After some discussion, T went down the track to ask the men with the digger for help. They turned out to be real aresholes but after offers of cash and a lot of negotiation they sent the digger up the track. It was slippy too and the digger had to use its bucket to pull it up the slope. Each time it pulled itself up a bit but when it lifted the bucket to advance, it would slide back to the same place. It got to the stage where it might tip over and fall off the track so they gave up.

Glow plugs?

Filling the radiator between pulls

Carlos had a friend with a tractor, a totally knackered one we'd seen seemingly abandoned by the roadside further back. B went with him to a little wooden shack and roused the friend from his impending rest, made him pull on his waterproofs and get the tractor going. First up was to inflate a tyre, then came the interesting part. The starting procedure involved pumping some fuel onto a rag, lighting it (not so easy in the rain) and throwing it on top of the rocker cover. Then the tractor rolled down the hill it was conveniently parked on and tried to bump start. On the final go with only a few metres of hill left, it started. Fumes chugged out from parts of the engine they aren't supposed to and radiator water poured out underneath. Turning the steering wheel was a bit of a lottery, the steering arms were held together with tape and there were no brakes but the tractor made it down the slope to the stricken landy.

Pulling forwards had the tractor wheels spinning uselessly, oh dear. We tried it backwards, where the track had a firmer section for the tractor to rest on. At last the landy came free. There was no way any of us were going to try and drive up the clay hill in these conditions, the rain still pouring down, so we weaved in and out of the neighbouring apple orchard and surrounding fields until we came out onto the track at the top - 6 hours after we'd first got stuck!

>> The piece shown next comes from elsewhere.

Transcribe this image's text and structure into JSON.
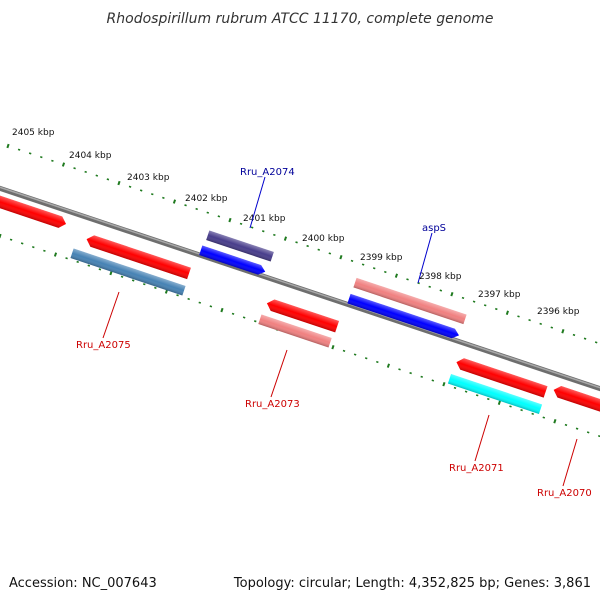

Click to see a wicked ox pull VIDEO (940k mpeg)

We were happy to pay 'quince lucas' (15,000 pesos) for the use of the tractor and some ciggies for the helpers. As Carlos had got soaked to the skin we presented him with the cheapo jacket 'lads' left behind in Buenos Aires. He was well pleased with this, claiming he would keep it 'for best' and wear it to the local disco! We said our goodbyes and headed south towards the town of Castro in the gathering gloom, soaked and covered in mud again.